Como escrevi numa resenha a uma k7 no penúltimo número d'A Batalha: O Rock nasceu negro nos anos 50, foi adoptado por padrastos brancos, começou a namorar aquela que viria a ser a sua companheira prá vida, a Pop. Até tomaram drogas psicadélicas juntos nos anos 60. Depois ficou adulto e responsável (Prog), teve um filho anarca (Punk), nados-mortos (Metal) e bastardos (Industrial) e sendo entretanto um «ok, boomer» perdeu-se nos anos da web 2.0. Claro que quer deixar rasto na História e meteu-se a fazer museus e deixou que lhe escrevessem epitáfios. Sem «gigs» em 2020, morreu no centro de dia porque o Estado não tem paciência para velhos.
Em Guimarães, Porto e Almada até fizeram livros luxuosos com prefácios dos mercenários Rui Moreira ou Inês de Medeiros (...) - estes últimos respectivamente nos catálogos Musonautas: Visões & Avarias : 1960-2010 : 5 Décadas de Inquietação Musical no Porto (Galeria Municipal do Porto; 2019) e Margem : Uma História do Rock (Museu da Cidade de Almada; 2019).
O prefácio de Medeiros é a hipocrisia com todo o charme. Se a capa e a primeira foto que se encontram no livro é dos putos a atirarem-se dos balcões de
Ratos de Porão em 1994, não convém esquecer que a senhora afirmou que o Rock não entraria mais na sala de espetáculos onde aconteceu o mítico concerto - o Incrível Almadense. Revela estar contentinha pela exposição, que esteve patente em 2019, por ter batido o recorde de entradas de público no Museu da Cidade. Uma foto do belo concerto dos
Mudhoney deveria lembrar que até à pandemia acontecer em 2020 não havia um sítio decente na cidade inteira para as bandas tocarem em condições. Pois é filhota, o que vale é que as pessoas esquecem-se de tudo e os kotas do Rock devem voltar a votar em ti por os ter metido num livro em formato superior A4, talvez para não ser tão foleiro como objecto de design - é luxuoso q.b. mas não tem a aristocracia dos
Musonautas - já lá iremos... Neste
Na Margem há textos a pensar sobre a museificação do Rock por Vítor Belanciano e as normais cronologias desta música mais a indexação da memorabilia da exposição, desde pulseiras de picos de Black Metaleiros a fanzines de BD como o
Hips! de Nuno Saraiva & cia, bem como uma divertida BD pós-moderna de seis páginas de
Miguel Fonseca e Rui Amaral feita em 1987 - um caso raro de contemporaneidade na BD portuguesa, diga-se de passagem mesmo que em contexto escolar - e que deu origem nos
Thormenthor. Ah! e também as discografias das bandas do concelho e essas coisas todas e ao contrário do Porto, assumem aqui a existência da música pesada Punk / Hardcore / Metal. Um manancial para os historiadores do Futuro. Um trabalho bem feito, sem crítica como as instituições gostam. Epá, e topo da cereja é que
já faço parte da bibliografia da história desta merda do rock tuga, ena!

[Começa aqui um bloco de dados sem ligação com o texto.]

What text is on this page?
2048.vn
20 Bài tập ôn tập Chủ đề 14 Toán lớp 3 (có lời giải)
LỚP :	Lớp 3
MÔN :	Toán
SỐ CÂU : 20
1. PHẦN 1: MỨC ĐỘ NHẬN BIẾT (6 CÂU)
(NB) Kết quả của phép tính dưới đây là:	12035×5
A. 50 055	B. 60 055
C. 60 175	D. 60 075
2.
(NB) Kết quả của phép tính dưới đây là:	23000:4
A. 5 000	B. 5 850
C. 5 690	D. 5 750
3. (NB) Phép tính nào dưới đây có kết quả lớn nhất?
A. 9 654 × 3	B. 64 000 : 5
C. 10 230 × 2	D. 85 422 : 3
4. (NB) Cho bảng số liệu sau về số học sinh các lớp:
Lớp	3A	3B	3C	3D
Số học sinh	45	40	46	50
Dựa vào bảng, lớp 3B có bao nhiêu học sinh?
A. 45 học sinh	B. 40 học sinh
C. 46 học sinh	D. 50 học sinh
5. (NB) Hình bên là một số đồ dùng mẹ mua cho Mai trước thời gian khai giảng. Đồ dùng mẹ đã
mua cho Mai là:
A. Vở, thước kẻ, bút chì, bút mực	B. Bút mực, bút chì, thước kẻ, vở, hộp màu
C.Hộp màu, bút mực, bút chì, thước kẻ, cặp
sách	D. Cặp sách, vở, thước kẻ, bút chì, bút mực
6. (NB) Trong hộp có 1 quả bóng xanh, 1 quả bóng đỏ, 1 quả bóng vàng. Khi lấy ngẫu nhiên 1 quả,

Vou mudar o meu nome para Múmia Farrajota.
O
Musonautas é outro patamar, não fosse o Porto e o que significa, a segunda mais importante cidade portuguesa e como tal berço de artistas e cultura. claro que começa mal com o editorial de quem dá o carcalhol, o actual presidente da câmara Rui Moreira, a dar em nostalgia e a falar dos seus negócios de família. Dá tudo a perder mas felizmente a fantástica documentação, a abrangência do livro (não é só sobre Rock, trata de música contemporânea, neo-clássica, popular, da imprensa, enfim quase tudo), as intervenções dos seus vários escritores e o design gráfico fazem disto uma peça histórica que Lisboa com o "Merdina" nunca poderá ter tal documento. Se calhar ainda bem, se fosse a actual Vereação da Culltura só se poderia esperar murais de homenagem ao Zé Pedro ou ao Ribas poluindo as últimas paredes de Lisboa que restam.

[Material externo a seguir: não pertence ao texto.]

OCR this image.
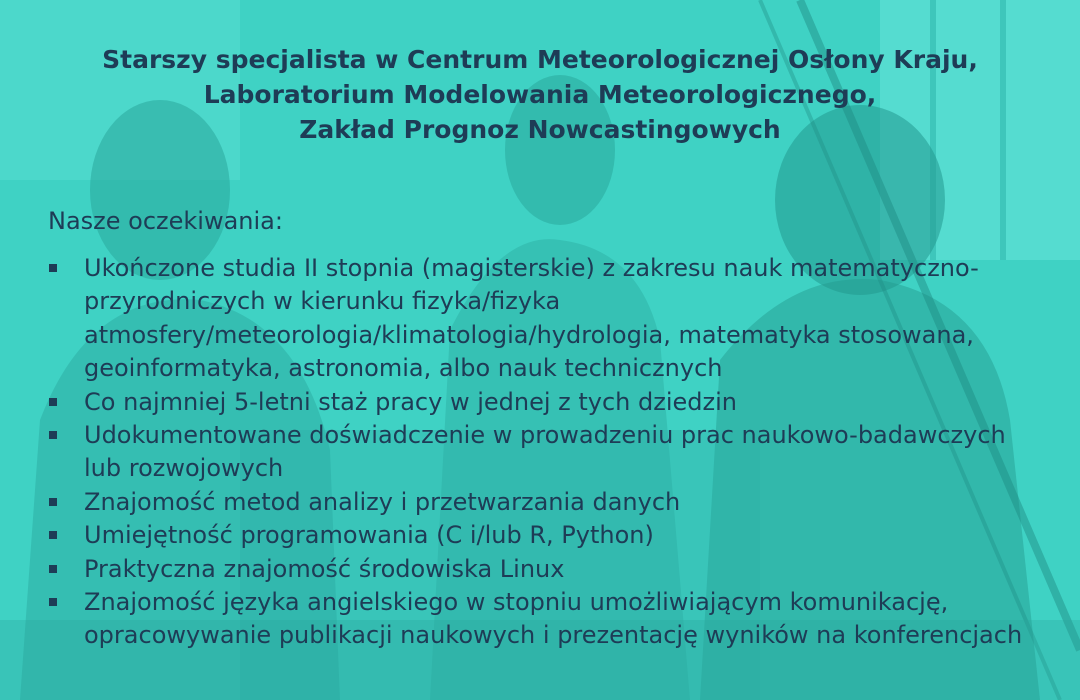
Starszy specjalista w Centrum Meteorologicznej Osłony Kraju,
Laboratorium Modelowania Meteorologicznego,
Zakład Prognoz Nowcastingowych
Nasze oczekiwania:
Ukończone studia II stopnia (magisterskie) z zakresu nauk matematyczno-przyrodniczych w kierunku fizyka/fizyka atmosfery/meteorologia/klimatologia/hydrologia, matematyka stosowana, geoinformatyka, astronomia, albo nauk technicznych
Co najmniej 5-letni staż pracy w jednej z tych dziedzin
Udokumentowane doświadczenie w prowadzeniu prac naukowo-badawczych lub rozwojowych
Znajomość metod analizy i przetwarzania danych
Umiejętność programowania (C i/lub R, Python)
Praktyczna znajomość środowiska Linux
Znajomość języka angielskiego w stopniu umożliwiającym komunikację, opracowywanie publikacji naukowych i prezentację wyników na konferencjach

Falhas, algumas, o texto sobre o Hip Hop é fraco - e preocupante como a Matarroa é mal lembrada - e o Heavy Metal é quase ignorado - só não é porque o Gustavo Costa é um músico respeitável do mundo do Experimental e Improv, e que teve nas suas origens bandas como os Genocide. É ainda acompanhado por um CD (aprende Almada!) com raridades musicais para todos os gostos - Hospital Psiquiátrico finalmente com bom som -, pena não tem um alinhamento cronológico para se sentir um evoluir dos sons - dos estilos à gravação. Aliás, não é à toa que o disco acaba com a sensação que os Dealema (e o Hip hop) continua a ser um guetho musical. Para a próxima contacte-me que eu sei fazer isso bem.
Aaaaaaah... foi uma bela época. RIP Rock!